The sail was a makeshift, two blankets sewed together, yet it served to catch what wind there was. With it and the aid of our one oar, we set a course to eastward.
At noon we took our first water that day, drinking little from the goatskin Mendoza passed around. Our throats soon were parched again, for the sun shone fiercely upon us. It fell upon us like fiery rain. It struck the sea and shattered into a thousand barbs of light that blinded our eyes and seared our flesh.
At dusk we sighted land low on the horizon.
About the same time, sitting at the oar, I noted that the boat left no wake and that we were moving north-by-east in a crablike motion. It was as if the whole sea were flowing away from the land.
"I remember that Ulloa's chart speaks of strong currents in this part of the sea," I told Mendoza, "caused by the difference between high and low tide, often as much as twenty feet. We must be caught in such a current. Furthermore, the chart warns that a boat cannot move against these tides, but must go with them until they run their course."
Mendoza glanced at the coast, less than a league away. His face hardened and I could see that he meant to reach it. Jumping to his feet, he reset the sail to catch more wind and shouted for Zuñiga to help me at the oar.
"Pull, you sons of Spain!" he shouted.
And pull we did until our eyes started from their sockets. The heavy longboat did not change direction. Mendoza pushed me aside and took my place at the oar. Yet the boat sped onward with the powerful tide, farther and farther from the coast.
Until midnight the tide held fast. Then, as you open your hand and free a bird, it released us.
At th
is time, using the Pole Star, I found its elevation above the sea and thus our position, south and north. (Someday a man wise in these matters will think of a trustworthy way to tell distance east and west. Even now, I have heard, there is a navigator in Portugal who claims to have invented such a method. Would that he had been with us on the Sea of Cortés!)
"We have been carried back," I told Mendoza, "almost to the place I fixed at noon."
"But how far is the coast?" he demanded.
"That I do not know."
"A cartographer and you cannot tell right from left?"
I tried to explain to him why this was difficult, but turning his back, he raised the sail and again we set toward the east.
We were too tired to row, so we ate a few biscuits, took sips of water, and lay down to sleep, all of us except Captain Mendoza. He sat at the tiller, holding the goatskin of water, which was now half-empty, between his knees.

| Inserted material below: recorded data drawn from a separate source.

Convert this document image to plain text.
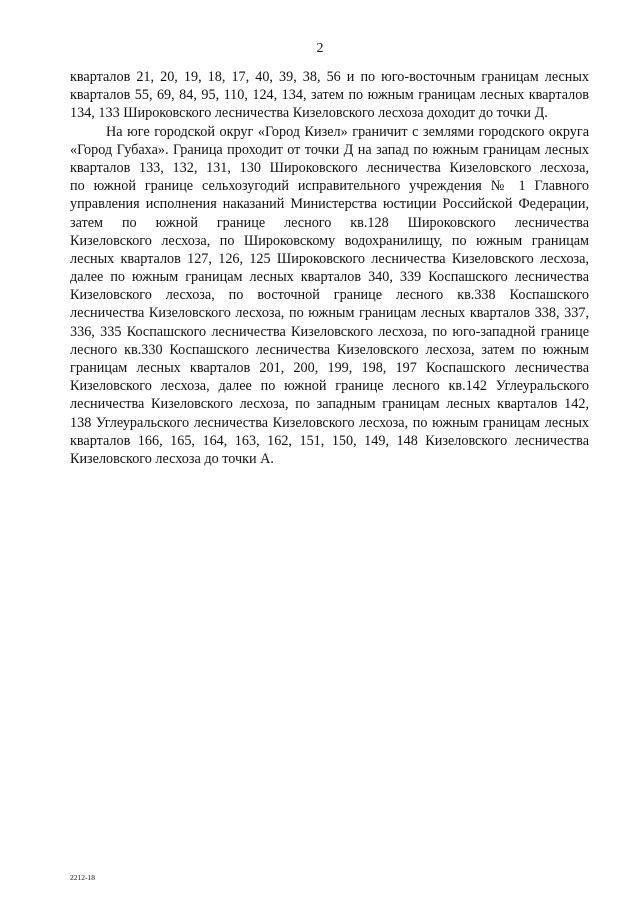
2
кварталов 21, 20, 19, 18, 17, 40, 39, 38, 56 и по юго-восточным границам лесных
кварталов 55, 69, 84, 95, 110, 124, 134, затем по южным границам лесных кварталов
134, 133 Широковского лесничества Кизеловского лесхоза доходит до точки Д.
На юге городской округ «Город Кизел» граничит с землями городского округа
«Город Губаха». Граница проходит от точки Д на запад по южным границам лесных
кварталов 133, 132, 131, 130 Широковского лесничества Кизеловского лесхоза,
по южной границе сельхозугодий исправительного учреждения № 1 Главного
управления исполнения наказаний Министерства юстиции Российской Федерации,
затем по южной границе лесного кв.128 Широковского лесничества
Кизеловского лесхоза, по Широковскому водохранилищу, по южным границам
лесных кварталов 127, 126, 125 Широковского лесничества Кизеловского лесхоза,
далее по южным границам лесных кварталов 340, 339 Коспашского лесничества
Кизеловского лесхоза, по восточной границе лесного кв.338 Коспашского
лесничества Кизеловского лесхоза, по южным границам лесных кварталов 338, 337,
336, 335 Коспашского лесничества Кизеловского лесхоза, по юго-западной границе
лесного кв.330 Коспашского лесничества Кизеловского лесхоза, затем по южным
границам лесных кварталов 201, 200, 199, 198, 197 Коспашского лесничества
Кизеловского лесхоза, далее по южной границе лесного кв.142 Углеуральского
лесничества Кизеловского лесхоза, по западным границам лесных кварталов 142,
138 Углеуральского лесничества Кизеловского лесхоза, по южным границам лесных
кварталов 166, 165, 164, 163, 162, 151, 150, 149, 148 Кизеловского лесничества
Кизеловского лесхоза до точки А.
2212-18
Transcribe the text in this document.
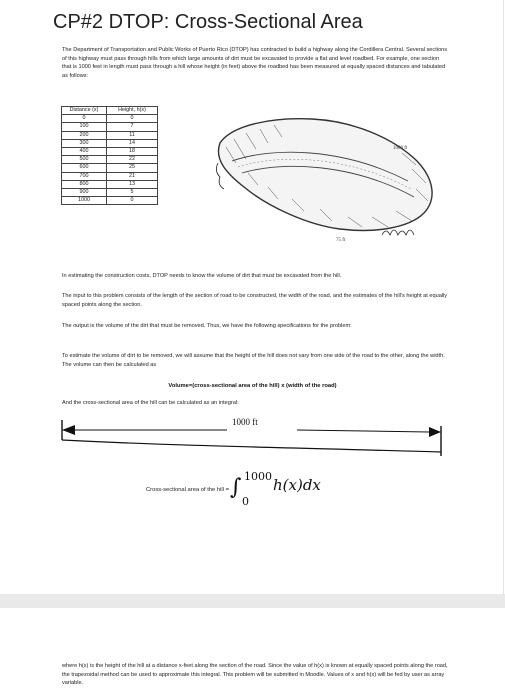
CP#2 DTOP: Cross-Sectional Area
The Department of Transportation and Public Works of Puerto Rico (DTOP) has contracted to build a highway along the Cordillera Central. Several sections of this highway must pass through hills from which large amounts of dirt must be excavated to provide a flat and level roadbed. For example, one section that is 1000 feet in length must pass through a hill whose height (in feet) above the roadbed has been measured at equally spaced distances and tabulated as follows:
Distance (x)	Height, h(x)
0	0
100	7
200	11
300	14
400	18
500	22
600	25
700	21
800	13
900	5
1000	0
1000 ft
75 ft
In estimating the construction costs, DTOP needs to know the volume of dirt that must be excavated from the hill.
The input to this problem consists of the length of the section of road to be constructed, the width of the road, and the estimates of the hill's height at equally spaced points along the section.
The output is the volume of the dirt that must be removed. Thus, we have the following specifications for the problem:
To estimate the volume of dirt to be removed, we will assume that the height of the hill does not vary from one side of the road to the other, along the width. The volume can then be calculated as
Volume=(cross-sectional area of the hill) x (width of the road)
And the cross-sectional area of the hill can be calculated as an integral:
1000 ft
Cross-sectional area of the hill = ∫ 1000
0
h(x)dx
where h(x) is the height of the hill at a distance x-feet along the section of the road. Since the value of h(x) is known at equally spaced points along the road, the trapezoidal method can be used to approximate this integral. This problem will be submitted in Moodle. Values of x and h(x) will be fed by user as array variable.
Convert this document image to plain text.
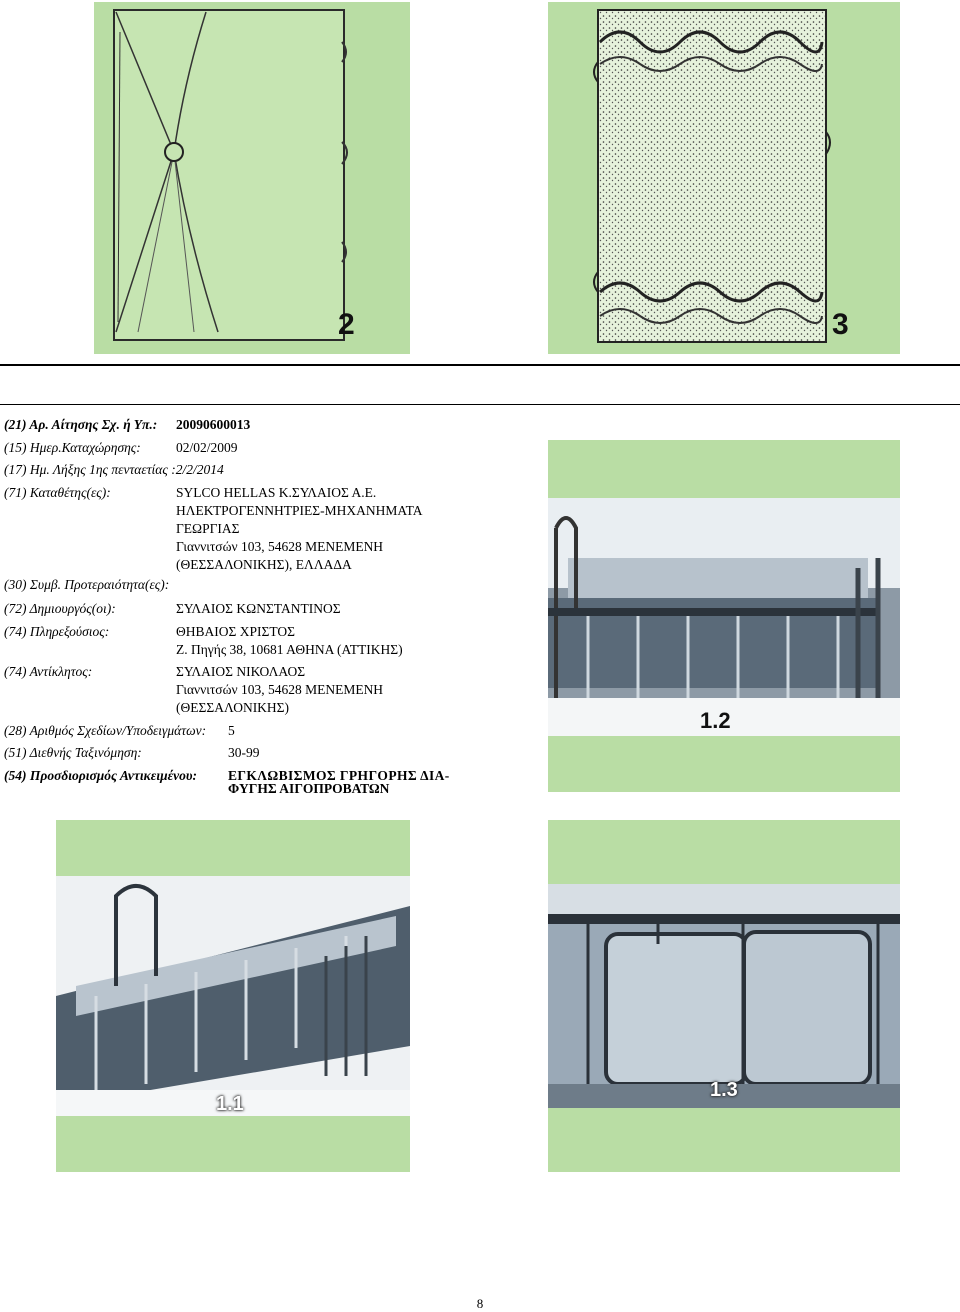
2	3
(21) Αρ. Αίτησης Σχ. ή Υπ.: 20090600013
(15) Ημερ.Καταχώρησης:	02/02/2009
(17) Ημ. Λήξης 1ης πενταετίας :2/2/2014
(71) Καταθέτης(ες):	SYLCO HELLAS Κ.ΣΥΛΑΙΟΣ Α.Ε.
ΗΛΕΚΤΡΟΓΕΝΝΗΤΡΙΕΣ-ΜΗΧΑΝΗΜΑΤΑ
ΓΕΩΡΓΙΑΣ
Γιαννιτσών 103, 54628 ΜΕΝΕΜΕΝΗ
(ΘΕΣΣΑΛΟΝΙΚΗΣ), ΕΛΛΑΔΑ
(30) Συμβ. Προτεραιότητα(ες):
(72) Δημιουργός(οι):	ΣΥΛΑΙΟΣ ΚΩΝΣΤΑΝΤΙΝΟΣ
(74) Πληρεξούσιος:	ΘΗΒΑΙΟΣ ΧΡΙΣΤΟΣ
Ζ. Πηγής 38, 10681 ΑΘΗΝΑ (ΑΤΤΙΚΗΣ)
(74) Αντίκλητος:	ΣΥΛΑΙΟΣ ΝΙΚΟΛΑΟΣ
Γιαννιτσών 103, 54628 ΜΕΝΕΜΕΝΗ
(ΘΕΣΣΑΛΟΝΙΚΗΣ)
(28) Αριθμός Σχεδίων/Υποδειγμάτων: 5
(51) Διεθνής Ταξινόμηση:	30-99
(54) Προσδιορισμός Αντικειμένου: ΕΓΚΛΩΒΙΣΜΟΣ ΓΡΗΓΟΡΗΣ ΔΙΑ-
ΦΥΓΗΣ ΑΙΓΟΠΡΟΒΑΤΩΝ
1.2
1.1
1.3
8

The sun seemed to grow hotter. We dug small caves among the baggage to lie in when we were not rowing. We drank no water until midday and then only one mouthful apiece.
Low yellow cliffs marched along beside us and a heavy surf beat against them. Through the afternoon we watched for a soft place to land, but saw none.
Night came and we sailed slowly on into the north. In the morning the yellow cliffs were still there. Fog hung over the sea but the sun quickly bore through it and sought us out.
We now were too exhausted to row, so we lay in our caves and came out only to take turns at the tiller.
We passed close to a small island covered with birds. They stood motionless as the longboat sailed by, their red beaks hanging open in the heat.
From the south white clouds rolled up and the wind died to a whisper.
"Tell us, scanner of the heavens, reader of charts," Mendoza said. "Tell us what Ulloa has about clouds."